De-fang Pyongyang
Published: May 26 2009 19:57 | Last updated: May 26 2009 19:57
The nuclear club is getting less exclusive by the day. Admittedly, North Korea is not a fully paid-up member yet. In spite of its Hiroshima-sized blast this week, it has not yet demonstrated it can make a warhead sufficiently small to mount on a long-range missile. But that day cannot be far off.
We need not have got into this mess. George W. Bush’s first administration wantonly scuppered Bill Clinton’s imperfect, but workable, 1994 framework agreement. Under that deal, Pyongyang froze its nuclear weapons programme in return for food, oil and help with a civilian light-water reactor. But Mr Bush wanted no truck with dictators. He also had evidence that North Korea was running a (tiny) secret uranium enrichment programme in addition to the Yongbyon plutonium facility.
The world is now paying the price for Mr Bush’s refusal to sup with the devil. Worryingly, Pyongyang’s drive towards full nuclear status may no longer be aimed at getting Washington’s attention. Internal dynamics over the succession of Kim Jong-il, the frail dictator, and a diplomatic stand-off with the conservative administration now running South Korea have gathered a momentum of their own.
That leaves the parties that deal directly with North Korea – the US, China, South Korea, Japan and Russia – with almost no room for manoeuvre. The best but diminishing hope is a return to the agreed framework. That would require dialogue in which the west offered incentives – including a security guarantee and possibly civilian nuclear technology – in return for verifiable dismantlement of North Korea’s weapons programme.
Nothing can be offered now to reward Pyongyang for its deliberate provocation. In the short term, the US should press for sanctions targeting the regime rather than its people. Here the Bush administration’s freezing of North Korean financial assets – a measure that palpably hurt the regime before – points the way forward.

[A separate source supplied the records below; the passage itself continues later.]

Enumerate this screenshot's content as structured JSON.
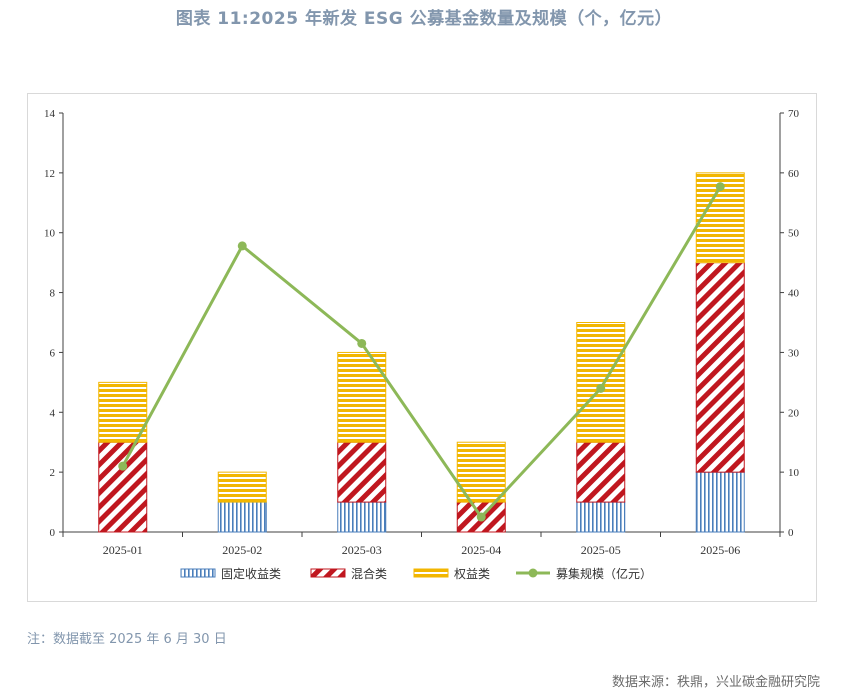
{
  "title": "图表 11:2025 年新发 ESG 公募基金数量及规模（个，亿元）",
  "note": "注：数据截至 2025 年 6 月 30 日",
  "source": "数据来源：秩鼎，兴业碳金融研究院",
  "chart_data": {
    "type": "bar",
    "stacked": true,
    "categories": [
      "2025-01",
      "2025-02",
      "2025-03",
      "2025-04",
      "2025-05",
      "2025-06"
    ],
    "series": [
      {
        "name": "固定收益类",
        "type": "bar",
        "axis": "left",
        "pattern": "vertical-stripes",
        "color": "#4a7ebb",
        "values": [
          0,
          1,
          1,
          0,
          1,
          2
        ]
      },
      {
        "name": "混合类",
        "type": "bar",
        "axis": "left",
        "pattern": "diagonal-stripes",
        "color": "#c0171f",
        "values": [
          3,
          0,
          2,
          1,
          2,
          7
        ]
      },
      {
        "name": "权益类",
        "type": "bar",
        "axis": "left",
        "pattern": "horizontal-stripes",
        "color": "#f2b600",
        "values": [
          2,
          1,
          3,
          2,
          4,
          3
        ]
      },
      {
        "name": "募集规模（亿元）",
        "type": "line",
        "axis": "right",
        "color": "#8db858",
        "values": [
          11,
          47.8,
          31.5,
          2.5,
          24,
          57.7
        ]
      }
    ],
    "y_left": {
      "min": 0,
      "max": 14,
      "ticks": [
        0,
        2,
        4,
        6,
        8,
        10,
        12,
        14
      ]
    },
    "y_right": {
      "min": 0,
      "max": 70,
      "ticks": [
        0,
        10,
        20,
        30,
        40,
        50,
        60,
        70
      ]
    },
    "grid": false,
    "legend_position": "bottom"
  }
}
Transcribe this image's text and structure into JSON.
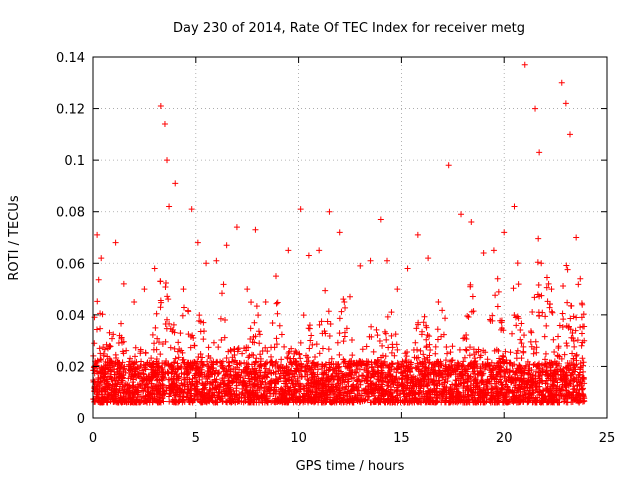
{
  "chart_data": {
    "type": "scatter",
    "title": "Day 230 of 2014, Rate Of TEC Index for receiver metg",
    "xlabel": "GPS time / hours",
    "ylabel": "ROTI / TECUs",
    "xlim": [
      0,
      25
    ],
    "ylim": [
      0,
      0.14
    ],
    "xticks": [
      0,
      5,
      10,
      15,
      20,
      25
    ],
    "xtick_labels": [
      "0",
      "5",
      "10",
      "15",
      "20",
      "25"
    ],
    "yticks": [
      0,
      0.02,
      0.04,
      0.06,
      0.08,
      0.1,
      0.12,
      0.14
    ],
    "ytick_labels": [
      "0",
      "0.02",
      "0.04",
      "0.06",
      "0.08",
      "0.1",
      "0.12",
      "0.14"
    ],
    "grid": true,
    "legend": "none",
    "series": [
      {
        "marker": "plus",
        "color": "#ff0000",
        "x": [
          0.2,
          0.4,
          0.8,
          1.1,
          1.5,
          2.0,
          2.5,
          3.0,
          3.3,
          3.5,
          3.6,
          3.7,
          4.0,
          4.4,
          4.8,
          5.1,
          5.5,
          6.0,
          6.5,
          7.0,
          7.5,
          7.9,
          8.4,
          8.9,
          9.5,
          10.1,
          10.5,
          11.0,
          11.5,
          12.0,
          12.5,
          13.0,
          13.5,
          14.0,
          14.3,
          14.8,
          15.3,
          15.8,
          16.3,
          16.8,
          17.3,
          17.9,
          18.4,
          19.0,
          19.5,
          20.0,
          20.5,
          21.0,
          21.5,
          21.7,
          21.8,
          22.3,
          22.8,
          23.0,
          23.2,
          23.5,
          23.7
        ],
        "y": [
          0.071,
          0.062,
          0.028,
          0.068,
          0.052,
          0.045,
          0.05,
          0.058,
          0.121,
          0.114,
          0.1,
          0.082,
          0.091,
          0.05,
          0.081,
          0.068,
          0.06,
          0.061,
          0.067,
          0.074,
          0.05,
          0.073,
          0.045,
          0.055,
          0.065,
          0.081,
          0.063,
          0.065,
          0.08,
          0.072,
          0.047,
          0.059,
          0.061,
          0.077,
          0.061,
          0.05,
          0.058,
          0.071,
          0.062,
          0.045,
          0.098,
          0.079,
          0.076,
          0.064,
          0.065,
          0.072,
          0.082,
          0.137,
          0.12,
          0.103,
          0.06,
          0.05,
          0.13,
          0.122,
          0.11,
          0.07,
          0.054
        ]
      }
    ]
  }
}
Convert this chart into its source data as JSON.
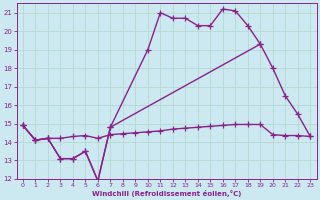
{
  "xlabel": "Windchill (Refroidissement éolien,°C)",
  "xlim": [
    -0.5,
    23.5
  ],
  "ylim": [
    12,
    21.5
  ],
  "yticks": [
    12,
    13,
    14,
    15,
    16,
    17,
    18,
    19,
    20,
    21
  ],
  "xticks": [
    0,
    1,
    2,
    3,
    4,
    5,
    6,
    7,
    8,
    9,
    10,
    11,
    12,
    13,
    14,
    15,
    16,
    17,
    18,
    19,
    20,
    21,
    22,
    23
  ],
  "bg_color": "#cce8f0",
  "grid_color": "#b0d8c8",
  "line_color": "#882288",
  "curves": [
    {
      "x": [
        0,
        1,
        2,
        3,
        4,
        5,
        6,
        7,
        10,
        11,
        12,
        13,
        14,
        15,
        16,
        17,
        18,
        19
      ],
      "y": [
        14.9,
        14.1,
        14.2,
        13.1,
        13.1,
        13.5,
        11.9,
        14.8,
        19.0,
        21.0,
        20.7,
        20.7,
        20.3,
        20.3,
        21.2,
        21.1,
        20.3,
        19.3
      ]
    },
    {
      "x": [
        0,
        1,
        2,
        3,
        4,
        5,
        6,
        7,
        19,
        20,
        21,
        22,
        23
      ],
      "y": [
        14.9,
        14.1,
        14.2,
        13.1,
        13.1,
        13.5,
        11.9,
        14.8,
        19.3,
        18.0,
        16.5,
        15.5,
        14.3
      ]
    },
    {
      "x": [
        0,
        1,
        2,
        3,
        4,
        5,
        6,
        7,
        8,
        9,
        10,
        11,
        12,
        13,
        14,
        15,
        16,
        17,
        18,
        19,
        20,
        21,
        22,
        23
      ],
      "y": [
        14.9,
        14.1,
        14.2,
        14.2,
        14.3,
        14.35,
        14.2,
        14.4,
        14.45,
        14.5,
        14.55,
        14.6,
        14.7,
        14.75,
        14.8,
        14.85,
        14.9,
        14.95,
        14.95,
        14.95,
        14.4,
        14.35,
        14.35,
        14.3
      ]
    }
  ],
  "marker": "+",
  "markersize": 4,
  "linewidth": 1.0
}
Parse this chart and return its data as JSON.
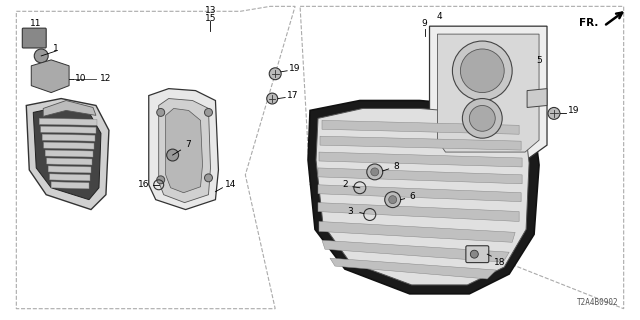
{
  "title": "",
  "diagram_id": "T2A4B0902",
  "background_color": "#ffffff",
  "line_color": "#000000",
  "fr_label": "FR."
}
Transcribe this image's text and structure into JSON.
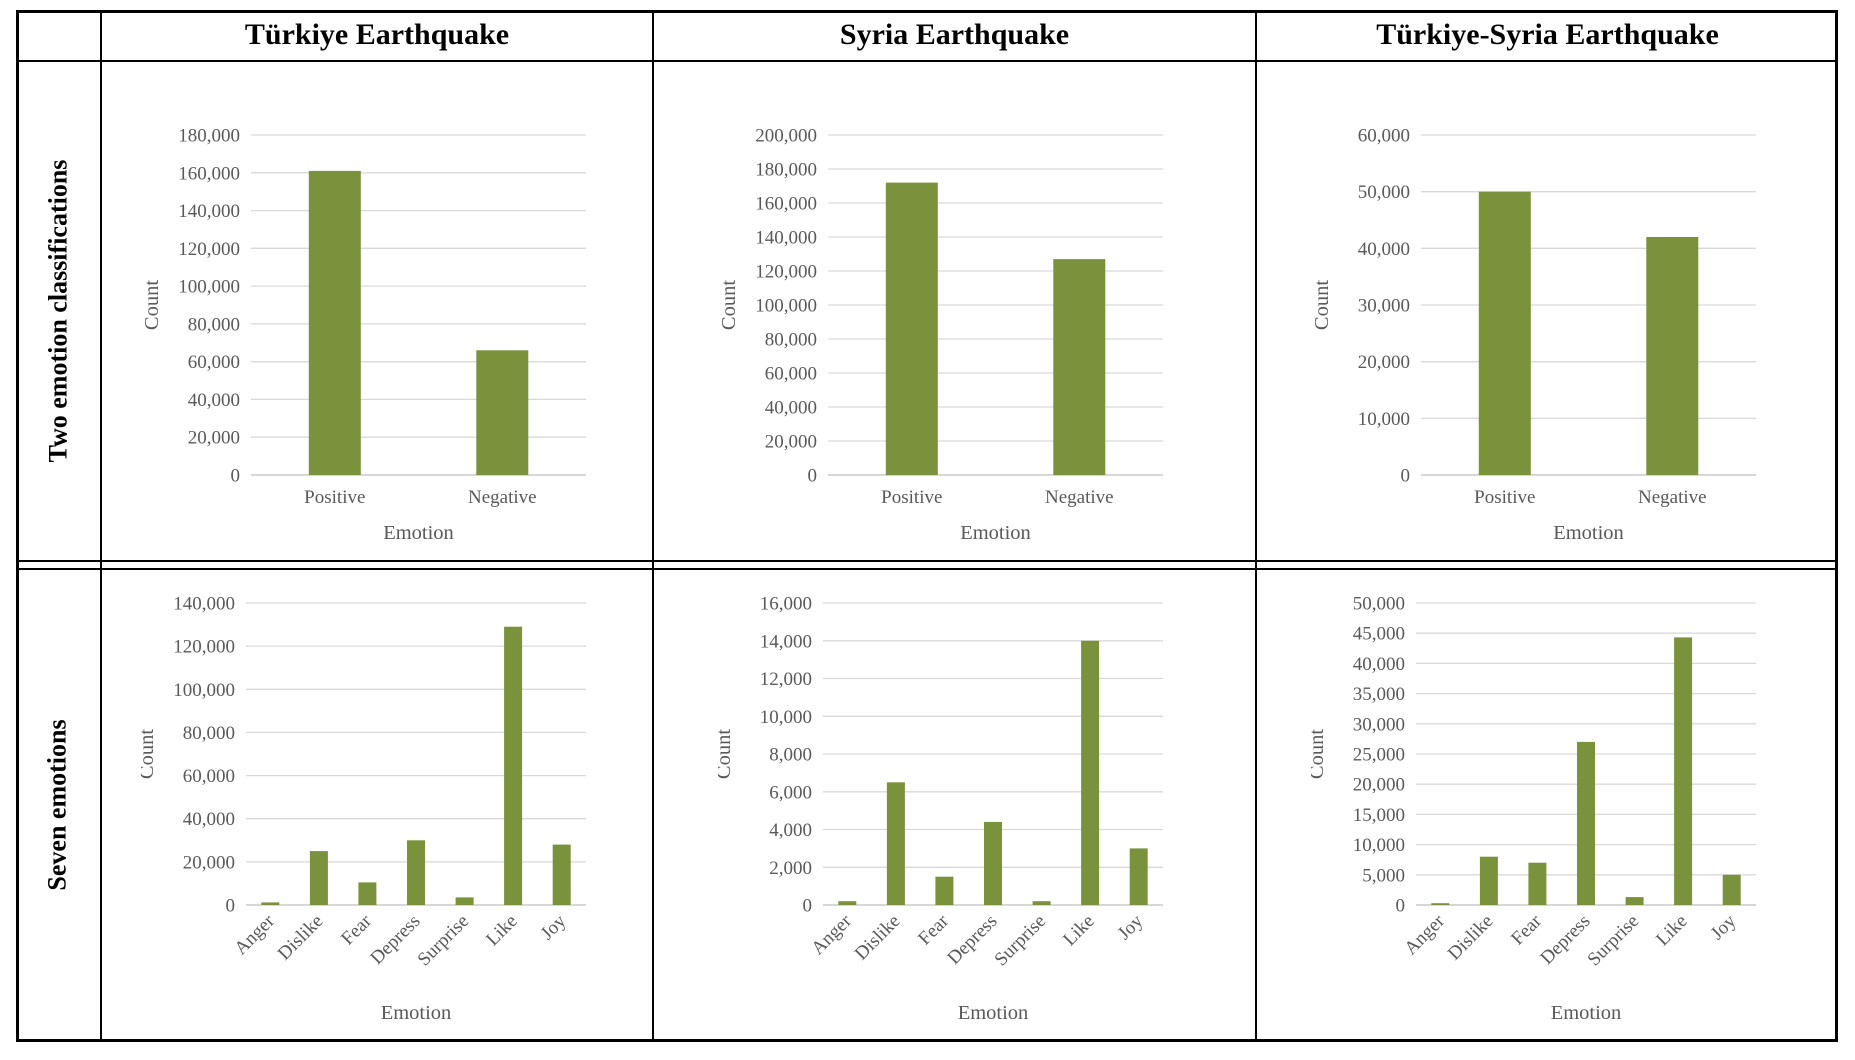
{
  "table": {
    "columns": [
      "Türkiye Earthquake",
      "Syria Earthquake",
      "Türkiye-Syria Earthquake"
    ],
    "rows": [
      "Two emotion classifications",
      "Seven emotions"
    ]
  },
  "style": {
    "bar_color": "#7A923C",
    "grid_color": "#D9D9D9",
    "axis_line_color": "#BFBFBF",
    "chart_text_color": "#595959",
    "border_color": "#000000",
    "header_text_color": "#000000",
    "background_color": "#FFFFFF"
  },
  "chart_data": [
    {
      "type": "bar",
      "column": "Türkiye Earthquake",
      "row": "Two emotion classifications",
      "title": "",
      "categories": [
        "Positive",
        "Negative"
      ],
      "values": [
        161000,
        66000
      ],
      "xlabel": "Emotion",
      "ylabel": "Count",
      "ylim": [
        0,
        180000
      ],
      "ytick_step": 20000,
      "grid": true,
      "legend": false
    },
    {
      "type": "bar",
      "column": "Syria Earthquake",
      "row": "Two emotion classifications",
      "title": "",
      "categories": [
        "Positive",
        "Negative"
      ],
      "values": [
        172000,
        127000
      ],
      "xlabel": "Emotion",
      "ylabel": "Count",
      "ylim": [
        0,
        200000
      ],
      "ytick_step": 20000,
      "grid": true,
      "legend": false
    },
    {
      "type": "bar",
      "column": "Türkiye-Syria Earthquake",
      "row": "Two emotion classifications",
      "title": "",
      "categories": [
        "Positive",
        "Negative"
      ],
      "values": [
        50000,
        42000
      ],
      "xlabel": "Emotion",
      "ylabel": "Count",
      "ylim": [
        0,
        60000
      ],
      "ytick_step": 10000,
      "grid": true,
      "legend": false
    },
    {
      "type": "bar",
      "column": "Türkiye Earthquake",
      "row": "Seven emotions",
      "title": "",
      "categories": [
        "Anger",
        "Dislike",
        "Fear",
        "Depress",
        "Surprise",
        "Like",
        "Joy"
      ],
      "values": [
        1200,
        25000,
        10500,
        30000,
        3500,
        129000,
        28000
      ],
      "xlabel": "Emotion",
      "ylabel": "Count",
      "ylim": [
        0,
        140000
      ],
      "ytick_step": 20000,
      "grid": true,
      "legend": false
    },
    {
      "type": "bar",
      "column": "Syria Earthquake",
      "row": "Seven emotions",
      "title": "",
      "categories": [
        "Anger",
        "Dislike",
        "Fear",
        "Depress",
        "Surprise",
        "Like",
        "Joy"
      ],
      "values": [
        200,
        6500,
        1500,
        4400,
        200,
        14000,
        3000
      ],
      "xlabel": "Emotion",
      "ylabel": "Count",
      "ylim": [
        0,
        16000
      ],
      "ytick_step": 2000,
      "grid": true,
      "legend": false
    },
    {
      "type": "bar",
      "column": "Türkiye-Syria Earthquake",
      "row": "Seven emotions",
      "title": "",
      "categories": [
        "Anger",
        "Dislike",
        "Fear",
        "Depress",
        "Surprise",
        "Like",
        "Joy"
      ],
      "values": [
        300,
        8000,
        7000,
        27000,
        1300,
        44300,
        5000
      ],
      "xlabel": "Emotion",
      "ylabel": "Count",
      "ylim": [
        0,
        50000
      ],
      "ytick_step": 5000,
      "grid": true,
      "legend": false
    }
  ]
}
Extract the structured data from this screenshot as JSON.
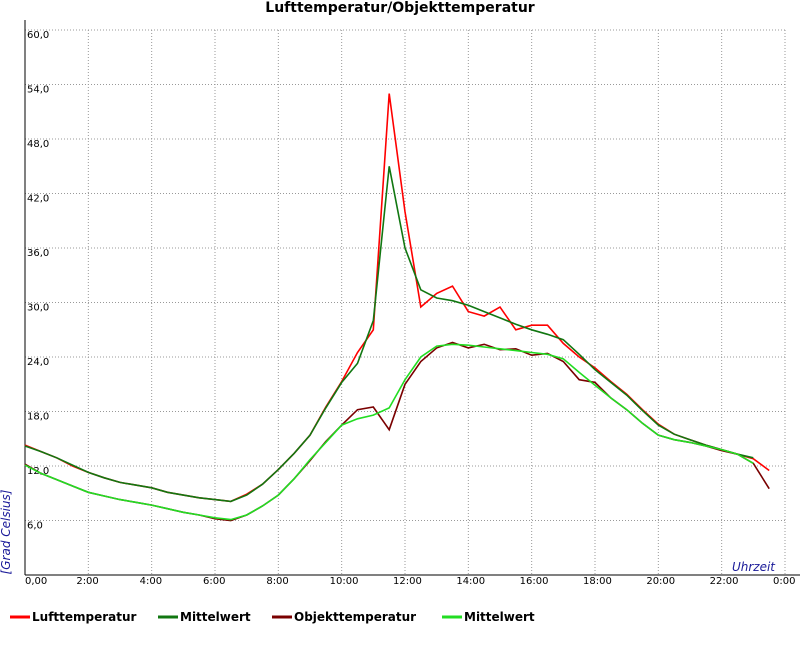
{
  "chart_data": {
    "type": "line",
    "title": "Lufttemperatur/Objekttemperatur",
    "x_label": "Uhrzeit",
    "y_label": "[Grad Celsius]",
    "grid": true,
    "legend": "bottom",
    "xlim": [
      0,
      24
    ],
    "ylim": [
      0,
      60
    ],
    "xticks": [
      {
        "value": 0,
        "label": "0,00"
      },
      {
        "value": 2,
        "label": "2:00"
      },
      {
        "value": 4,
        "label": "4:00"
      },
      {
        "value": 6,
        "label": "6:00"
      },
      {
        "value": 8,
        "label": "8:00"
      },
      {
        "value": 10,
        "label": "10:00"
      },
      {
        "value": 12,
        "label": "12:00"
      },
      {
        "value": 14,
        "label": "14:00"
      },
      {
        "value": 16,
        "label": "16:00"
      },
      {
        "value": 18,
        "label": "18:00"
      },
      {
        "value": 20,
        "label": "20:00"
      },
      {
        "value": 22,
        "label": "22:00"
      },
      {
        "value": 24,
        "label": "0:00"
      }
    ],
    "yticks": [
      {
        "value": 6,
        "label": "6,0"
      },
      {
        "value": 12,
        "label": "12,0"
      },
      {
        "value": 18,
        "label": "18,0"
      },
      {
        "value": 24,
        "label": "24,0"
      },
      {
        "value": 30,
        "label": "30,0"
      },
      {
        "value": 36,
        "label": "36,0"
      },
      {
        "value": 42,
        "label": "42,0"
      },
      {
        "value": 48,
        "label": "48,0"
      },
      {
        "value": 54,
        "label": "54,0"
      },
      {
        "value": 60,
        "label": "60,0"
      }
    ],
    "x": [
      0,
      0.5,
      1,
      1.5,
      2,
      2.5,
      3,
      3.5,
      4,
      4.5,
      5,
      5.5,
      6,
      6.5,
      7,
      7.5,
      8,
      8.5,
      9,
      9.5,
      10,
      10.5,
      11,
      11.5,
      12,
      12.5,
      13,
      13.5,
      14,
      14.5,
      15,
      15.5,
      16,
      16.5,
      17,
      17.5,
      18,
      18.5,
      19,
      19.5,
      20,
      20.5,
      21,
      21.5,
      22,
      22.5,
      23,
      23.5
    ],
    "series": [
      {
        "name": "Lufttemperatur",
        "color": "#ff0000",
        "values": [
          14.3,
          13.6,
          12.9,
          12.0,
          11.3,
          10.7,
          10.2,
          9.9,
          9.6,
          9.1,
          8.8,
          8.5,
          8.3,
          8.1,
          8.9,
          10.0,
          11.6,
          13.4,
          15.4,
          18.5,
          21.3,
          24.5,
          27,
          53,
          40,
          29.5,
          31,
          31.8,
          29,
          28.5,
          29.5,
          27,
          27.5,
          27.5,
          25.5,
          24,
          22.8,
          21.3,
          19.9,
          18.2,
          16.6,
          15.5,
          14.9,
          14.3,
          13.8,
          13.3,
          12.8,
          11.5
        ]
      },
      {
        "name": "Mittelwert",
        "color": "#117711",
        "values": [
          14.2,
          13.6,
          12.9,
          12.1,
          11.3,
          10.7,
          10.2,
          9.9,
          9.6,
          9.1,
          8.8,
          8.5,
          8.3,
          8.1,
          8.8,
          10.0,
          11.6,
          13.4,
          15.4,
          18.4,
          21.2,
          23.3,
          28,
          45,
          36,
          31.4,
          30.5,
          30.2,
          29.7,
          29,
          28.3,
          27.6,
          27,
          26.5,
          25.9,
          24.3,
          22.6,
          21.2,
          19.8,
          18.1,
          16.5,
          15.5,
          14.9,
          14.3,
          13.8,
          13.3,
          12.9,
          null
        ]
      },
      {
        "name": "Objekttemperatur",
        "color": "#7a0000",
        "values": [
          12.2,
          11.2,
          10.5,
          9.8,
          9.1,
          8.7,
          8.3,
          8.0,
          7.7,
          7.3,
          6.9,
          6.6,
          6.2,
          6.0,
          6.6,
          7.6,
          8.8,
          10.6,
          12.6,
          14.7,
          16.5,
          18.2,
          18.5,
          16,
          21,
          23.5,
          25,
          25.6,
          25.0,
          25.4,
          24.8,
          24.9,
          24.2,
          24.4,
          23.5,
          21.5,
          21.2,
          19.5,
          18.2,
          16.7,
          15.4,
          14.9,
          14.6,
          14.2,
          13.7,
          13.3,
          12.3,
          9.5
        ]
      },
      {
        "name": "Mittelwert",
        "color": "#22dd22",
        "values": [
          12.1,
          11.2,
          10.5,
          9.8,
          9.1,
          8.7,
          8.3,
          8.0,
          7.7,
          7.3,
          6.9,
          6.6,
          6.3,
          6.1,
          6.6,
          7.6,
          8.8,
          10.6,
          12.7,
          14.6,
          16.5,
          17.2,
          17.6,
          18.4,
          21.5,
          24,
          25.2,
          25.4,
          25.3,
          25.1,
          24.9,
          24.7,
          24.5,
          24.3,
          23.8,
          22.3,
          20.9,
          19.5,
          18.2,
          16.7,
          15.4,
          14.9,
          14.6,
          14.2,
          13.8,
          13.3,
          12.3,
          null
        ]
      }
    ]
  }
}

China, which fears a collapsed North Korea even more than a nuclear one, must also be persuaded to join in tightening the noose. Seoul might even consider closing the Kaesong industrial complex, symbol of its wrecked Sunshine policy.
All this would no doubt elicit more bluster from Pyongyang – which might even try to provoke low-level skirmishes with Seoul. But with well-judged sticks and credible carrots, Pyongyang might come back to the table. Then the west should hold its nose and offer to restore what the Bush administration so recklessly took away.